Copeland – not another Brexit by-election
As Labour kickstarts the Copeland by-election campaign with a fresh push on Tory cuts to the NHS, it is clear the leadership wants to avoid turning the west Cumbria contest into another Brexit by-election. Given how badly the last two went – in the leafy remain stronghold of Richmond, where we lost our deposit, and a humbling fourth place in Leave-supporting Sleaford, despite two strong local campaigns – Labour wants to move the agenda back on to public services.
Of course, it remains to be seen whether this will prove possible, or whether the need for a narrative on Britain’s departure from the EU will continue to dominate. A tilt back to the domestic policy agenda seems to make sense, but the question is whether Labour can convert Tory neglect of the NHS into electoral success.
Tom Watson is not going anywhere
The deputy leader said in an interview with Alastair Campbell, the former Blair media chief, that he has no input on electoral strategy for the party, and is unsure who advises Jeremy Corbyn on winning around the country.
Watson is no Blairite – memorably resigning in 2006 in order to push the then prime minister to give a date for his departure – so his comment should not be dismissed by Corbynistas but this level of apparent separation is remarkable. One does not have to go back too far, however, to find examples of when tension among Labour’s top two came alongside triumphant performances at the ballot box.
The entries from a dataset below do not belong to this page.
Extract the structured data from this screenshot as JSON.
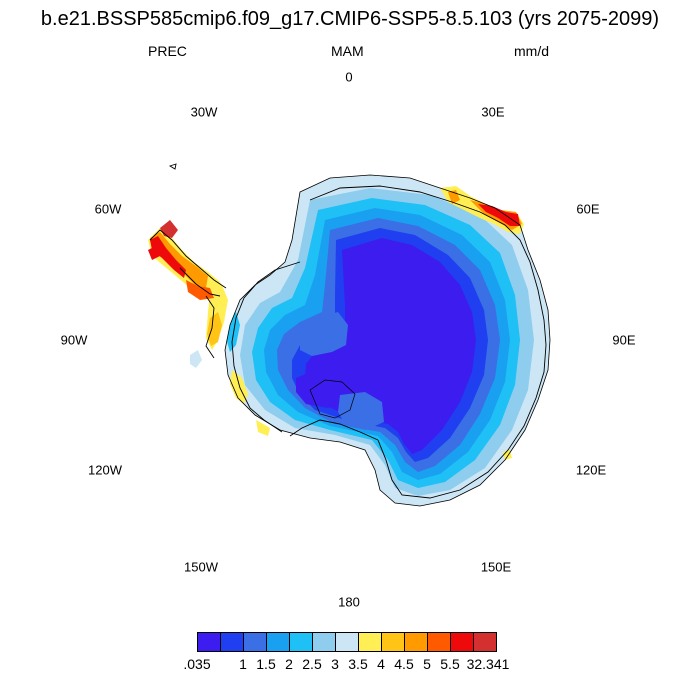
{
  "title": "b.e21.BSSP585cmip6.f09_g17.CMIP6-SSP5-8.5.103 (yrs 2075-2099)",
  "variable": "PREC",
  "season": "MAM",
  "units": "mm/d",
  "longitude_labels": {
    "top": "0",
    "upper_left": "30W",
    "upper_right": "30E",
    "mid_upper_left": "60W",
    "mid_upper_right": "60E",
    "left": "90W",
    "right": "90E",
    "mid_lower_left": "120W",
    "mid_lower_right": "120E",
    "lower_left": "150W",
    "lower_right": "150E",
    "bottom": "180"
  },
  "colorbar": {
    "colors": [
      "#3d1cf0",
      "#1f3ff0",
      "#3a6fe6",
      "#1aa0f0",
      "#1ec0f5",
      "#8fcdee",
      "#cde6f5",
      "#ffef55",
      "#ffc416",
      "#ff9a00",
      "#ff5a00",
      "#ee0a0a",
      "#d43030"
    ],
    "tick_labels": [
      ".035",
      "1",
      "1.5",
      "2",
      "2.5",
      "3",
      "3.5",
      "4",
      "4.5",
      "5",
      "5.5",
      "32.341"
    ]
  }
}
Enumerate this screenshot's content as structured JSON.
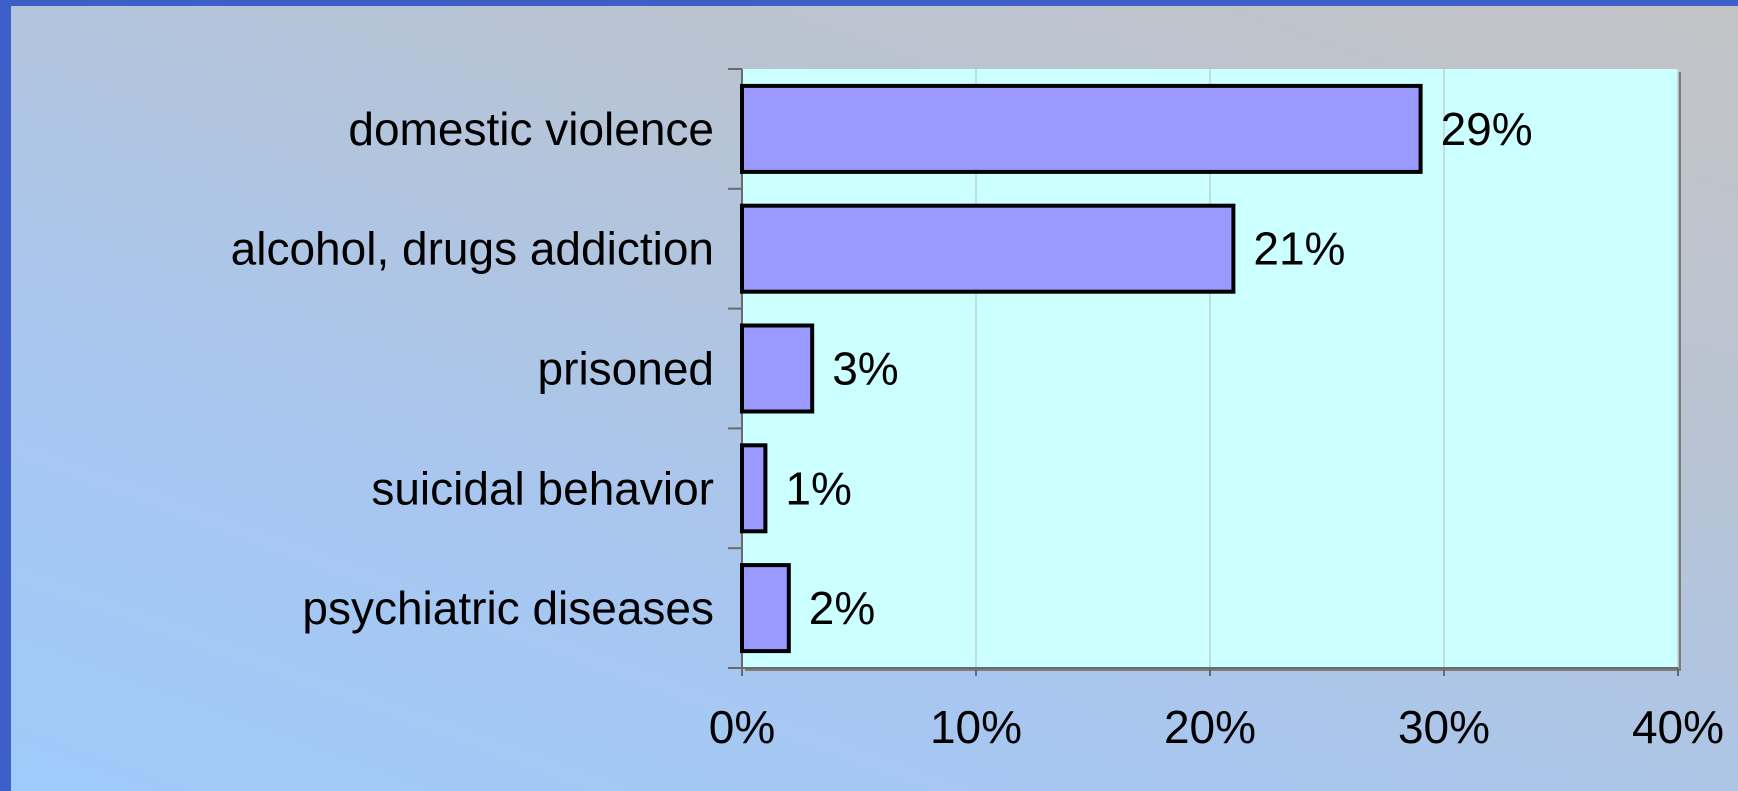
{
  "colors": {
    "plot_bg": "#ccffff",
    "bar_fill": "#9999ff",
    "bar_stroke": "#000000",
    "gridline": "#c0d4d4",
    "axis": "#6a6a6a",
    "text": "#000000"
  },
  "chart_data": {
    "type": "bar",
    "orientation": "horizontal",
    "title": "",
    "xlabel": "",
    "ylabel": "",
    "categories": [
      "domestic violence",
      "alcohol, drugs addiction",
      "prisoned",
      "suicidal behavior",
      "psychiatric diseases"
    ],
    "values": [
      29,
      21,
      3,
      1,
      2
    ],
    "data_labels": [
      "29%",
      "21%",
      "3%",
      "1%",
      "2%"
    ],
    "xlim": [
      0,
      40
    ],
    "x_ticks": [
      0,
      10,
      20,
      30,
      40
    ],
    "x_tick_labels": [
      "0%",
      "10%",
      "20%",
      "30%",
      "40%"
    ],
    "grid": "vertical",
    "legend": "none"
  }
}
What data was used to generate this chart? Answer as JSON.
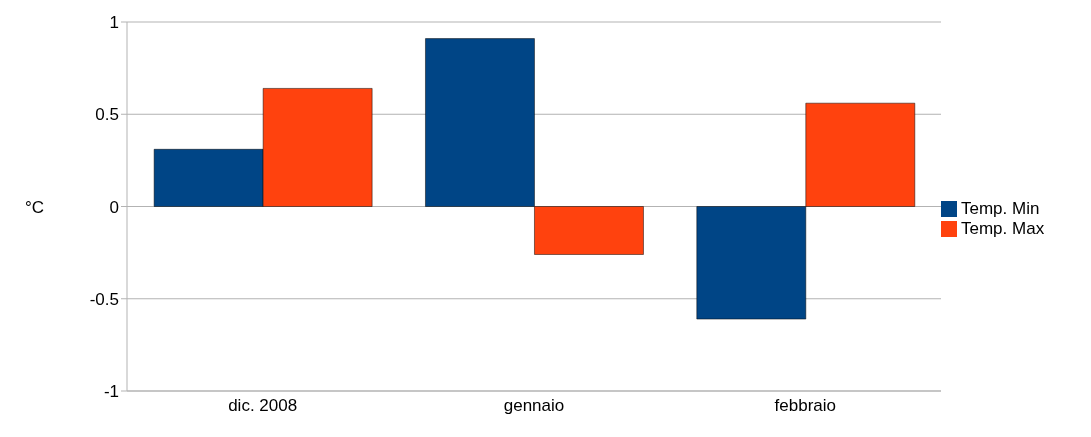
{
  "chart_data": {
    "type": "bar",
    "ylabel": "°C",
    "categories": [
      "dic. 2008",
      "gennaio",
      "febbraio"
    ],
    "series": [
      {
        "name": "Temp. Min",
        "color": "#004586",
        "values": [
          0.31,
          0.91,
          -0.61
        ]
      },
      {
        "name": "Temp. Max",
        "color": "#ff420e",
        "values": [
          0.64,
          -0.26,
          0.56
        ]
      }
    ],
    "ylim": [
      -1,
      1
    ],
    "yticks": [
      -1,
      -0.5,
      0,
      0.5,
      1
    ],
    "grid": "y",
    "legend": "right"
  }
}
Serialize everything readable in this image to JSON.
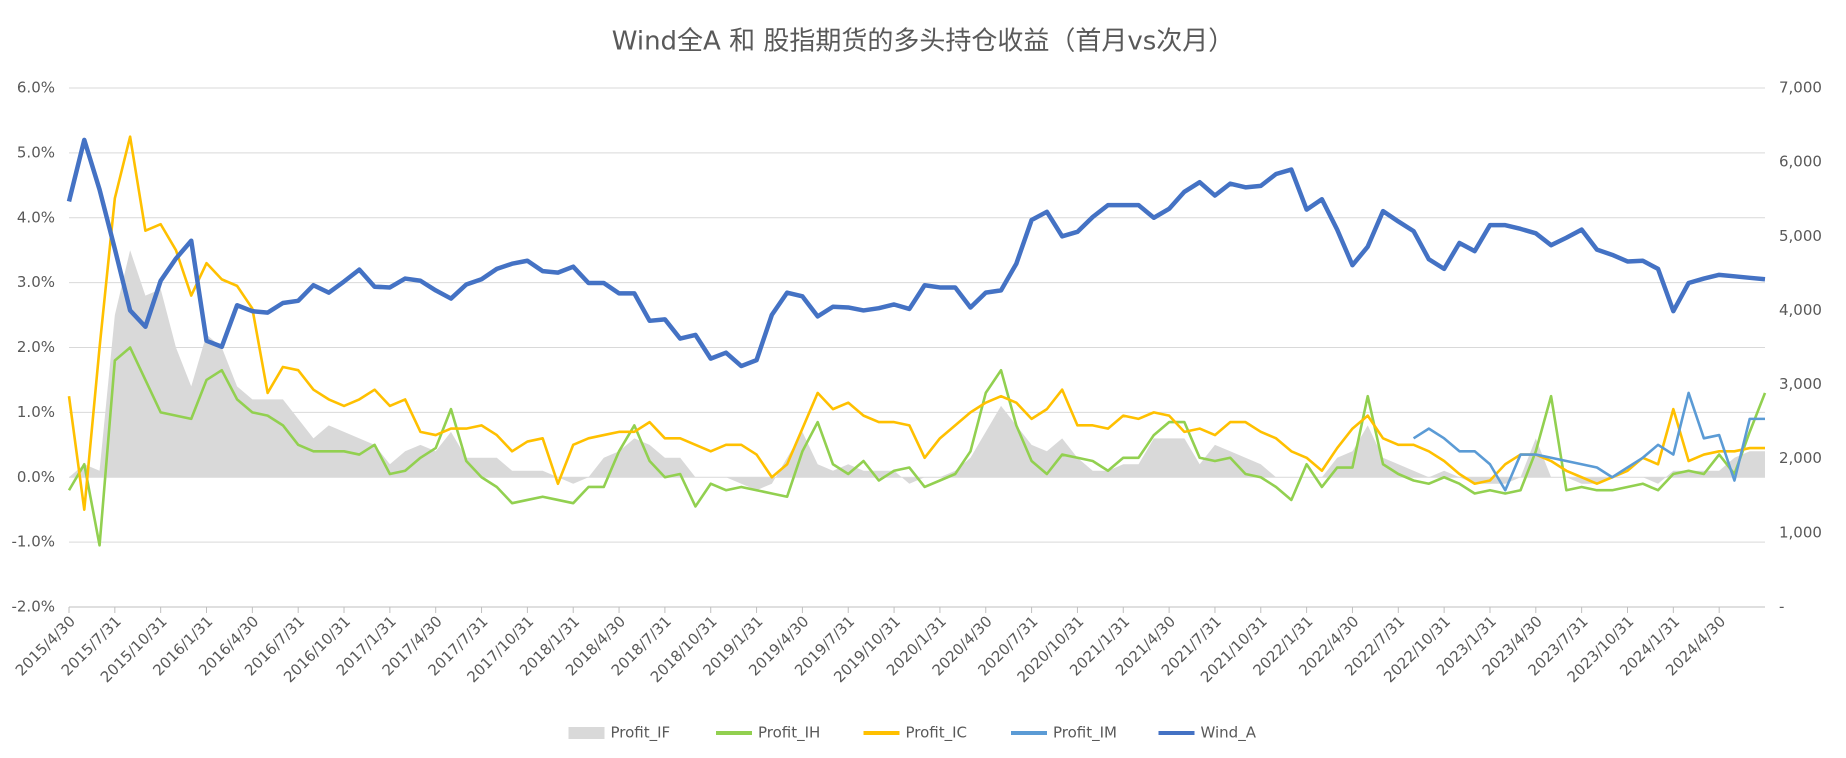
{
  "chart_data": {
    "type": "line",
    "title": "Wind全A 和 股指期货的多头持仓收益（首月vs次月）",
    "categories": [
      "2015/4/30",
      null,
      null,
      "2015/7/31",
      null,
      null,
      "2015/10/31",
      null,
      null,
      "2016/1/31",
      null,
      null,
      "2016/4/30",
      null,
      null,
      "2016/7/31",
      null,
      null,
      "2016/10/31",
      null,
      null,
      "2017/1/31",
      null,
      null,
      "2017/4/30",
      null,
      null,
      "2017/7/31",
      null,
      null,
      "2017/10/31",
      null,
      null,
      "2018/1/31",
      null,
      null,
      "2018/4/30",
      null,
      null,
      "2018/7/31",
      null,
      null,
      "2018/10/31",
      null,
      null,
      "2019/1/31",
      null,
      null,
      "2019/4/30",
      null,
      null,
      "2019/7/31",
      null,
      null,
      "2019/10/31",
      null,
      null,
      "2020/1/31",
      null,
      null,
      "2020/4/30",
      null,
      null,
      "2020/7/31",
      null,
      null,
      "2020/10/31",
      null,
      null,
      "2021/1/31",
      null,
      null,
      "2021/4/30",
      null,
      null,
      "2021/7/31",
      null,
      null,
      "2021/10/31",
      null,
      null,
      "2022/1/31",
      null,
      null,
      "2022/4/30",
      null,
      null,
      "2022/7/31",
      null,
      null,
      "2022/10/31",
      null,
      null,
      "2023/1/31",
      null,
      null,
      "2023/4/30",
      null,
      null,
      "2023/7/31",
      null,
      null,
      "2023/10/31",
      null,
      null,
      "2024/1/31",
      null,
      null,
      "2024/4/30",
      null,
      null,
      null
    ],
    "series": [
      {
        "name": "Profit_IF",
        "type": "area",
        "color": "#d9d9d9",
        "values": [
          0.0,
          0.2,
          0.1,
          2.5,
          3.5,
          2.8,
          2.9,
          2.0,
          1.4,
          2.2,
          2.0,
          1.4,
          1.2,
          1.2,
          1.2,
          0.9,
          0.6,
          0.8,
          0.7,
          0.6,
          0.5,
          0.2,
          0.4,
          0.5,
          0.4,
          0.7,
          0.3,
          0.3,
          0.3,
          0.1,
          0.1,
          0.1,
          0.0,
          -0.1,
          0.0,
          0.3,
          0.4,
          0.6,
          0.5,
          0.3,
          0.3,
          0.0,
          0.0,
          0.0,
          -0.1,
          -0.2,
          -0.1,
          0.3,
          0.7,
          0.2,
          0.1,
          0.2,
          0.1,
          0.1,
          0.1,
          -0.1,
          0.0,
          0.0,
          0.1,
          0.3,
          0.7,
          1.1,
          0.8,
          0.5,
          0.4,
          0.6,
          0.3,
          0.1,
          0.1,
          0.2,
          0.2,
          0.6,
          0.6,
          0.6,
          0.2,
          0.5,
          0.4,
          0.3,
          0.2,
          0.0,
          0.0,
          0.0,
          0.0,
          0.3,
          0.4,
          0.8,
          0.3,
          0.2,
          0.1,
          0.0,
          0.1,
          0.0,
          -0.1,
          -0.1,
          -0.1,
          0.0,
          0.6,
          0.0,
          0.0,
          -0.1,
          -0.1,
          0.0,
          0.0,
          0.0,
          -0.1,
          0.1,
          0.1,
          0.1,
          0.1,
          0.3,
          0.4,
          0.4
        ]
      },
      {
        "name": "Profit_IH",
        "color": "#92d050",
        "values": [
          -0.2,
          0.2,
          -1.05,
          1.8,
          2.0,
          1.5,
          1.0,
          0.95,
          0.9,
          1.5,
          1.65,
          1.2,
          1.0,
          0.95,
          0.8,
          0.5,
          0.4,
          0.4,
          0.4,
          0.35,
          0.5,
          0.05,
          0.1,
          0.3,
          0.45,
          1.05,
          0.25,
          0.0,
          -0.15,
          -0.4,
          -0.35,
          -0.3,
          -0.35,
          -0.4,
          -0.15,
          -0.15,
          0.4,
          0.8,
          0.25,
          0.0,
          0.05,
          -0.45,
          -0.1,
          -0.2,
          -0.15,
          -0.2,
          -0.25,
          -0.3,
          0.4,
          0.85,
          0.2,
          0.05,
          0.25,
          -0.05,
          0.1,
          0.15,
          -0.15,
          -0.05,
          0.05,
          0.4,
          1.3,
          1.65,
          0.8,
          0.25,
          0.05,
          0.35,
          0.3,
          0.25,
          0.1,
          0.3,
          0.3,
          0.65,
          0.85,
          0.85,
          0.3,
          0.25,
          0.3,
          0.05,
          0.0,
          -0.15,
          -0.35,
          0.2,
          -0.15,
          0.15,
          0.15,
          1.25,
          0.2,
          0.05,
          -0.05,
          -0.1,
          0.0,
          -0.1,
          -0.25,
          -0.2,
          -0.25,
          -0.2,
          0.4,
          1.25,
          -0.2,
          -0.15,
          -0.2,
          -0.2,
          -0.15,
          -0.1,
          -0.2,
          0.05,
          0.1,
          0.05,
          0.35,
          0.05,
          0.7,
          1.3
        ]
      },
      {
        "name": "Profit_IC",
        "color": "#ffc000",
        "values": [
          1.25,
          -0.5,
          2.0,
          4.3,
          5.25,
          3.8,
          3.9,
          3.5,
          2.8,
          3.3,
          3.05,
          2.95,
          2.6,
          1.3,
          1.7,
          1.65,
          1.35,
          1.2,
          1.1,
          1.2,
          1.35,
          1.1,
          1.2,
          0.7,
          0.65,
          0.75,
          0.75,
          0.8,
          0.65,
          0.4,
          0.55,
          0.6,
          -0.1,
          0.5,
          0.6,
          0.65,
          0.7,
          0.7,
          0.85,
          0.6,
          0.6,
          0.5,
          0.4,
          0.5,
          0.5,
          0.35,
          0.0,
          0.2,
          0.75,
          1.3,
          1.05,
          1.15,
          0.95,
          0.85,
          0.85,
          0.8,
          0.3,
          0.6,
          0.8,
          1.0,
          1.15,
          1.25,
          1.15,
          0.9,
          1.05,
          1.35,
          0.8,
          0.8,
          0.75,
          0.95,
          0.9,
          1.0,
          0.95,
          0.7,
          0.75,
          0.65,
          0.85,
          0.85,
          0.7,
          0.6,
          0.4,
          0.3,
          0.1,
          0.45,
          0.75,
          0.95,
          0.6,
          0.5,
          0.5,
          0.4,
          0.25,
          0.05,
          -0.1,
          -0.05,
          0.2,
          0.35,
          0.35,
          0.25,
          0.1,
          0.0,
          -0.1,
          0.0,
          0.1,
          0.3,
          0.2,
          1.05,
          0.25,
          0.35,
          0.4,
          0.4,
          0.45,
          0.45
        ]
      },
      {
        "name": "Profit_IM",
        "color": "#5b9bd5",
        "values": [
          null,
          null,
          null,
          null,
          null,
          null,
          null,
          null,
          null,
          null,
          null,
          null,
          null,
          null,
          null,
          null,
          null,
          null,
          null,
          null,
          null,
          null,
          null,
          null,
          null,
          null,
          null,
          null,
          null,
          null,
          null,
          null,
          null,
          null,
          null,
          null,
          null,
          null,
          null,
          null,
          null,
          null,
          null,
          null,
          null,
          null,
          null,
          null,
          null,
          null,
          null,
          null,
          null,
          null,
          null,
          null,
          null,
          null,
          null,
          null,
          null,
          null,
          null,
          null,
          null,
          null,
          null,
          null,
          null,
          null,
          null,
          null,
          null,
          null,
          null,
          null,
          null,
          null,
          null,
          null,
          null,
          null,
          null,
          null,
          null,
          null,
          null,
          null,
          0.6,
          0.75,
          0.6,
          0.4,
          0.4,
          0.2,
          -0.2,
          0.35,
          0.35,
          0.3,
          0.25,
          0.2,
          0.15,
          0.0,
          0.15,
          0.3,
          0.5,
          0.35,
          1.3,
          0.6,
          0.65,
          -0.05,
          0.9,
          0.9
        ]
      },
      {
        "name": "Wind_A",
        "color": "#4472c4",
        "axis": "y2",
        "values": [
          5470,
          6300,
          5630,
          4830,
          4000,
          3780,
          4400,
          4700,
          4940,
          3590,
          3510,
          4070,
          3990,
          3970,
          4100,
          4130,
          4340,
          4240,
          4390,
          4550,
          4320,
          4310,
          4430,
          4400,
          4270,
          4160,
          4350,
          4420,
          4560,
          4630,
          4670,
          4530,
          4510,
          4590,
          4370,
          4370,
          4230,
          4230,
          3860,
          3880,
          3620,
          3670,
          3350,
          3430,
          3250,
          3330,
          3940,
          4240,
          4190,
          3920,
          4050,
          4040,
          4000,
          4030,
          4080,
          4020,
          4340,
          4310,
          4310,
          4040,
          4240,
          4270,
          4630,
          5220,
          5330,
          5000,
          5060,
          5260,
          5420,
          5420,
          5420,
          5250,
          5370,
          5600,
          5730,
          5550,
          5710,
          5660,
          5680,
          5840,
          5900,
          5360,
          5500,
          5090,
          4610,
          4860,
          5340,
          5200,
          5070,
          4690,
          4560,
          4910,
          4800,
          5150,
          5150,
          5100,
          5040,
          4880,
          4980,
          5090,
          4820,
          4750,
          4660,
          4670,
          4560,
          3990,
          4370,
          4430,
          4480,
          4460,
          4440,
          4420
        ]
      }
    ],
    "ylim": [
      -2,
      6
    ],
    "yticks": [
      {
        "value": -2,
        "label": "-2.0%"
      },
      {
        "value": -1,
        "label": "-1.0%"
      },
      {
        "value": 0,
        "label": "0.0%"
      },
      {
        "value": 1,
        "label": "1.0%"
      },
      {
        "value": 2,
        "label": "2.0%"
      },
      {
        "value": 3,
        "label": "3.0%"
      },
      {
        "value": 4,
        "label": "4.0%"
      },
      {
        "value": 5,
        "label": "5.0%"
      },
      {
        "value": 6,
        "label": "6.0%"
      }
    ],
    "y2lim": [
      0,
      7000
    ],
    "y2ticks": [
      {
        "value": 0,
        "label": "-"
      },
      {
        "value": 1000,
        "label": "1,000"
      },
      {
        "value": 2000,
        "label": "2,000"
      },
      {
        "value": 3000,
        "label": "3,000"
      },
      {
        "value": 4000,
        "label": "4,000"
      },
      {
        "value": 5000,
        "label": "5,000"
      },
      {
        "value": 6000,
        "label": "6,000"
      },
      {
        "value": 7000,
        "label": "7,000"
      }
    ],
    "grid": true,
    "legend": "bottom"
  }
}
The Fabian Society’s report has put the progressive alliance back on the agenda (in some quarters)
The forecast that Labour could slip to as few as 140 seats in a general election has brought the thorny question of alliances between rival parties back onto the agenda – whether you think it is a good idea or major mis-step.
Many members will not like the idea of teaming up with the austerity-lite nationalists in Scotland, the bedroom tax-supporting Lib Dems or the electorally insignificant Greens – but the maths make for an interesting argument. The Fabian report suggested that gaining just 30 more seats between the so-called progressive parties could allow Labour to lead to a coalition government.
The Unite election will have a huge impact on the future direction of Labour
Rival camps in the parliamentary Labour Party (PLP) have pinned their hopes on Len McCluskey, or Gerard Coyne, to help restore the fortunes of the Opposition. Both candidates came out fighting over the weekend and Momentum and Labour First have spoken up for incumbent McCluskey and challenger Coyne respectively.
After the push to get as many as possible signed up to vote for the Labour leadership this summer, we can see an expanded membership has become the go-to strategy for political campaigning. Of course, increased trade union membership is a good thing in and of itself, so let’s hope new members stay and get involved in TU battles against the Tories.
Public support is growing for an early general election
Theresa May has publicly ruled out a snap general election but many suspect she could change her mind. An early vote is gaining support from Remain and Lib Dem voters, with enthusiasm growing by three points between early September and the end of the year. If 2017 continues to see chaos from the government on Brexit – only three days in we saw the resignation of key diplomat Sir Ivan Rodgers – May could face further turmoil. Yesterday Rodgers used his departing message to colleagues to urge them to continue to challenge “ill-founded arguments and muddled thinking”. Not exactly a ringing endorsement of the government.